Algorithm (Abinitio)

Basic Algorithm, FragmentSampler

The fragment assembly proceeds in 4 stages that differ mainly by the ScoreFunction and the fragment size applied during the trial moves. The third stage is split into two sub-stages stage IIIa and IIIb. The weight-sets to create the ScoreFunctions are stored in the rosetta database under the names score0, score1, score2, score5 and score3, for stage 1, 2, 3a, 3b and 4, respectively. To manipulate the scoring during assembly stages one has to provide a score patch using the flags -abinitio:stageX_patch file.wts_patch, where X= 1, 2, 3a, 3b or 4, respectively and file.wts_patch is a file containing the patch. There is no single flag to patch the ScoreFunctions of all stages at once.

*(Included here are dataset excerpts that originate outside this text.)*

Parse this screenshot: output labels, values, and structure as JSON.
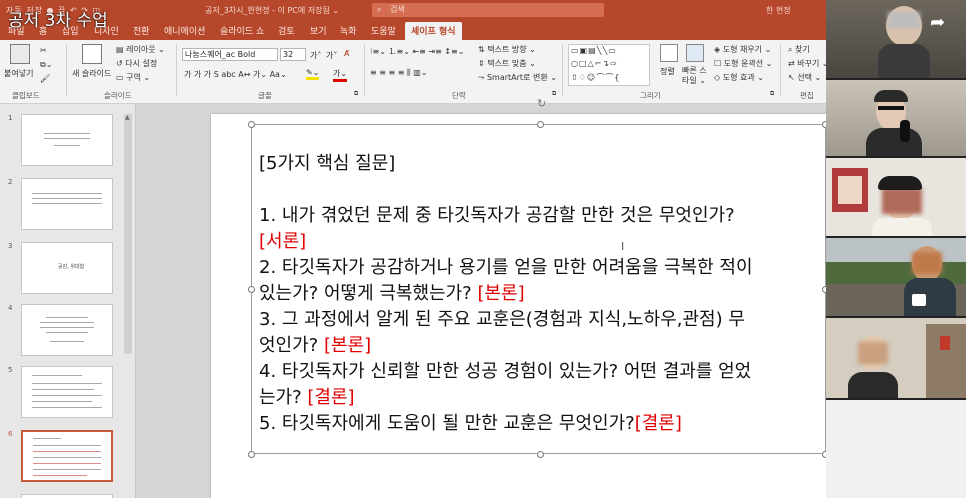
{
  "overlay_title": "공저 3차 수업",
  "titlebar": {
    "qat": "자동 저장 ● 끔 ↶ ↷ ◫",
    "document": "공저_3차시_한현정 - 이 PC에 저장됨 ⌄",
    "search_placeholder": "검색",
    "user": "한 현정"
  },
  "tabs": [
    "파일",
    "홈",
    "삽입",
    "디자인",
    "전환",
    "애니메이션",
    "슬라이드 쇼",
    "검토",
    "보기",
    "녹화",
    "도움말",
    "셰이프 형식"
  ],
  "ribbon": {
    "clipboard": {
      "paste": "붙여넣기",
      "label": "클립보드"
    },
    "slides": {
      "new_slide": "새 슬라이드",
      "layout": "레이아웃 ⌄",
      "reset": "다시 설정",
      "section": "구역 ⌄",
      "label": "슬라이드"
    },
    "font": {
      "name": "나눔스퀘어_ac Bold",
      "size": "32",
      "grow": "가˄",
      "shrink": "가˅",
      "row2": "가  가  가  S  abc  A↔  가⌄  Aa⌄",
      "label": "글꼴"
    },
    "paragraph": {
      "label": "단락",
      "text_direction": "텍스트 방향 ⌄",
      "align_text": "텍스트 맞춤 ⌄",
      "smartart": "SmartArt로 변환 ⌄"
    },
    "drawing": {
      "arrange": "정렬",
      "quick_styles": "빠른 스타일 ⌄",
      "fill": "도형 채우기 ⌄",
      "outline": "도형 윤곽선 ⌄",
      "effects": "도형 효과 ⌄",
      "label": "그리기"
    },
    "editing": {
      "find": "찾기",
      "replace": "바꾸기 ⌄",
      "select": "선택 ⌄",
      "label": "편집"
    }
  },
  "slides": [
    {
      "number": "1"
    },
    {
      "number": "2"
    },
    {
      "number": "3",
      "text": "공감, 위대함"
    },
    {
      "number": "4"
    },
    {
      "number": "5"
    },
    {
      "number": "6"
    }
  ],
  "slide_content": {
    "heading": "[5가지 핵심 질문]",
    "q1": "1. 내가 겪었던 문제 중 타깃독자가 공감할 만한 것은 무엇인가?",
    "q1_tag": "[서론]",
    "q2a": "2. 타깃독자가 공감하거나 용기를 얻을 만한 어려움을 극복한 적이",
    "q2b": "있는가? 어떻게 극복했는가? ",
    "q2_tag": "[본론]",
    "q3a": "3. 그 과정에서 알게 된 주요 교훈은(경험과 지식,노하우,관점) 무",
    "q3b": "엇인가? ",
    "q3_tag": "[본론]",
    "q4a": "4. 타깃독자가 신뢰할 만한 성공 경험이 있는가? 어떤 결과를 얻었",
    "q4b": "는가? ",
    "q4_tag": "[결론]",
    "q5": "5. 타깃독자에게 도움이 될 만한 교훈은 무엇인가?",
    "q5_tag": "[결론]"
  },
  "colors": {
    "accent": "#b7472a",
    "tag_red": "#e00000"
  },
  "icons": [
    "share-icon",
    "search-icon",
    "rotate-handle-icon",
    "text-cursor-icon"
  ]
}
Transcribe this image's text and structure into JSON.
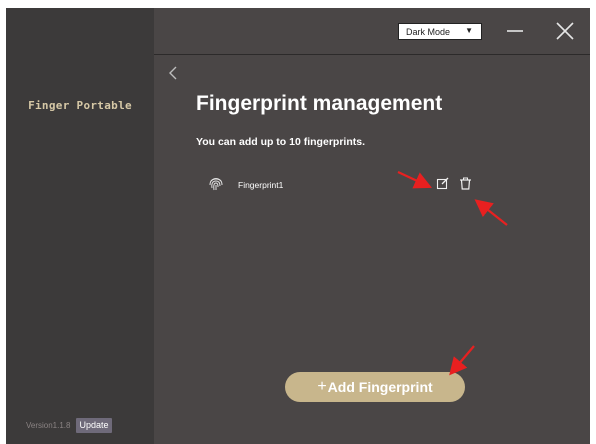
{
  "sidebar": {
    "brand": "Finger Portable",
    "version": "Version1.1.8",
    "update_label": "Update"
  },
  "topbar": {
    "theme_value": "Dark Mode",
    "minimize_icon": "minimize-icon",
    "close_icon": "close-icon"
  },
  "main": {
    "back_icon": "chevron-left-icon",
    "title": "Fingerprint management",
    "subtitle": "You can add up to 10 fingerprints.",
    "fingerprints": [
      {
        "name": "Fingerprint1",
        "icon": "fingerprint-icon",
        "actions": [
          "edit-icon",
          "trash-icon"
        ]
      }
    ],
    "add_label": "Add Fingerprint",
    "add_prefix": "+"
  },
  "colors": {
    "window_bg": "#4a4646",
    "sidebar_bg": "#3c3a3a",
    "brand_text": "#d6c8a6",
    "accent_button": "#c8b68c",
    "update_button": "#6f6a7a",
    "annotation_arrow": "#e82020"
  }
}
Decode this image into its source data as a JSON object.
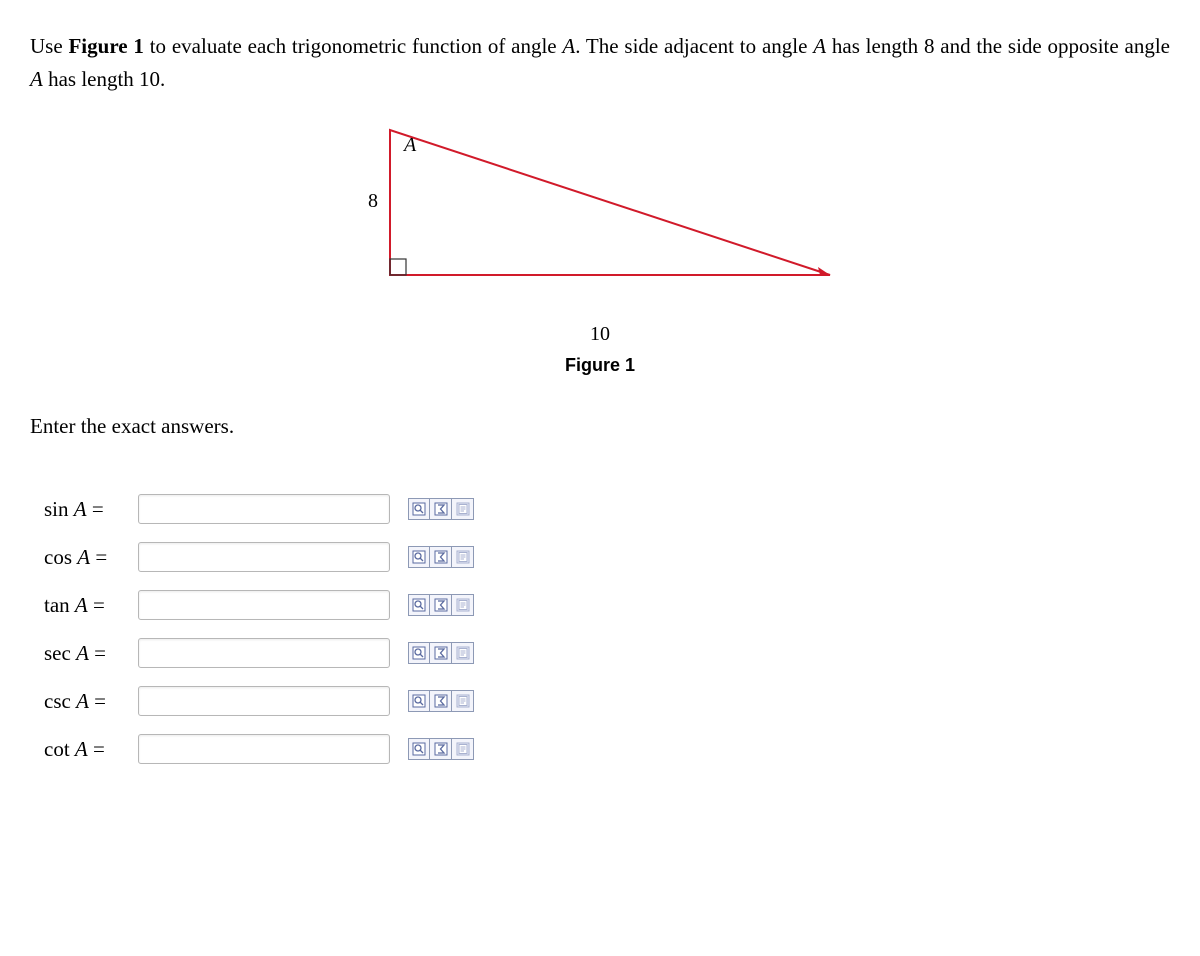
{
  "question": {
    "prefix": "Use ",
    "figref": "Figure 1",
    "mid1": " to evaluate each trigonometric function of angle ",
    "angle": "A",
    "mid2": ". The side adjacent to angle ",
    "mid3": " has length 8 and the side opposite angle ",
    "mid4": " has length 10."
  },
  "figure": {
    "angle_label": "A",
    "adjacent_label": "8",
    "opposite_label": "10",
    "caption": "Figure 1"
  },
  "subprompt": "Enter the exact answers.",
  "rows": [
    {
      "fn": "sin",
      "var": "A",
      "eq": " =",
      "value": ""
    },
    {
      "fn": "cos",
      "var": "A",
      "eq": " =",
      "value": ""
    },
    {
      "fn": "tan",
      "var": "A",
      "eq": " =",
      "value": ""
    },
    {
      "fn": "sec",
      "var": "A",
      "eq": " =",
      "value": ""
    },
    {
      "fn": "csc",
      "var": "A",
      "eq": " =",
      "value": ""
    },
    {
      "fn": "cot",
      "var": "A",
      "eq": " =",
      "value": ""
    }
  ],
  "toolbar": {
    "preview_title": "Preview",
    "sigma_title": "Symbols",
    "help_title": "Help"
  }
}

The fragment assembly protocol generally runs a block of fragment trial moves (standard block size is 2000 cycles) and then returns the conformation that during the cycles gave the lowest energy. Stage I and II run 1 cycle block each of 2000 cycles. In stage III 10 cycle-blocks of 2000 cycles are run interleaving in IIIa and IIIb modus. In stage IV 3 blocks of 4000 cycles are run. The number of cycles can be scaled up globally using flag -increase_cycles X such that the new cycle numbers are 2000*X and 4000*X, respectively.

The trial moves will be large fragments in Stages I, II, III and small fragments in stage IV and are handled by the ClassicFragmentMover. In blocks 2 and 3 of stage IV a SmoothFragmentMover is used that prefers fragment moves with little downstream perturbation. The amount of downstream perturbation is quantified using the GunnCost metric.

The flag -abinitio:skip_stages [1,2,3,4] allows to specify a list of stages that are skipped during the fragment assembly process. The standard behavior is to recover the lowest scoring pose after each cycle block. This can be behavior can be changed by explicitly enumerating the stages where a recovery should happen with flag -abinitio:recover_low_instages [1,2,3,4].

Fold Constraints Algorithm, ConstraintFragmentSampler

Some changes and additions to the basic algorithm are made to improve the performance in the presence of constraints.

Distance restraints and chainbreak penalties (jumping) are switched on according to their sequence separation, i.e., the minimum number of residues one has to traverse in the FoldTree to get from one residue to the other. The first cycling block in StageI is started with a maximum sequence separation of 3 residues. Subsequently, this threshold is increased in steps of two residues until a maximum sequence separation of 15% (-fold_cst::seq_sep_stages) of the total length of the protein is reached. After each increment a StageI cycle block is sampled. This is a reason why the constraint algorithm is slower for large proteins (many increments until 15% is reached... ).
In subsequent stages, the sequence separation threshold is slowly ramped up to 100% (-fold_cst::seq_sep_stages) but no additional sampling cycles are used.

If beta-strand jumping is used the chainbreak penalties are treated similar to distance restraints such that they turned on/off according to the sequence separation threshold, additionally the chainbreak-weights in the ScoreFunction can be ramped up (-jumping:ramp_chainbreaks).